Poetry Workshop

You never know what will work. You may think J.D. Salinger describing at length the poems of Seymour Glass in Seymour, An Introduction, but not publishing the poems themselves would make a great class. We could write the poems that were never written, using Salinger’s riveting details as the template. Just think of the possibilities—an unhappy wife living near the Metropolitan Museum, coming home late at night after a tryst, her lipstick smeared; she walks into the bedroom and finds a green balloon on her white bedspread.

No arms like his arms,
even if you, Russ, the kids
hear me clicking in.
Calder’s circus blurs,
slide to bed where who left this
park balloon to hug?

There is a description of a widower on his lawn in Connecticut late at night, unable to sleep, looking at the moon, and his imperious white cat comes up to him and bites his left hand.

Unable to sleep,
our angora doyenne Cloud
rolling in raked grass,
biting my ring hand—
your mother-of-pearl hairpins
to make the moon flinch.

Seymour is on a plane to Miami, and a girl on a few seats ahead, turns her doll’s head around to look at him.

Her doll’s blue plastic
eyes and puffy head turned to
a clown and nothing.

And it did work.

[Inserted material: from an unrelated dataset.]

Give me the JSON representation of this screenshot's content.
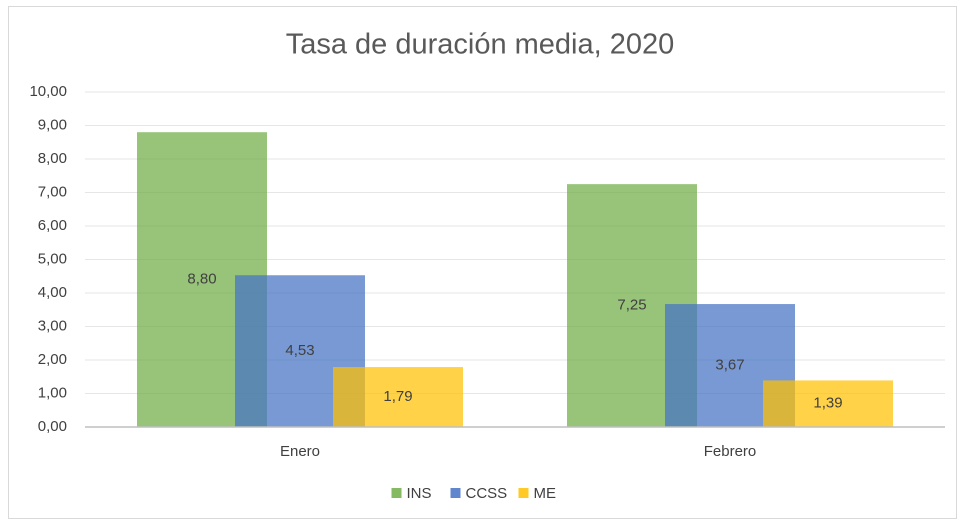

We would write a poem together with volunteers throwing out lines, then the students would write their own poem, without thinking, on 11 x 17 inch paper, writing the 17” way (landscape) with a fat Sharpie, and just letting it ride for six lines. Then we would combine the best lines, the best opening line, the best last line, and various lines from the poems until we had a solid six-line poem. Then on to the next description. It was fun and remarkable, “Mohammed Ali would look good in this robe,” “biting the finger where my ring used to me.”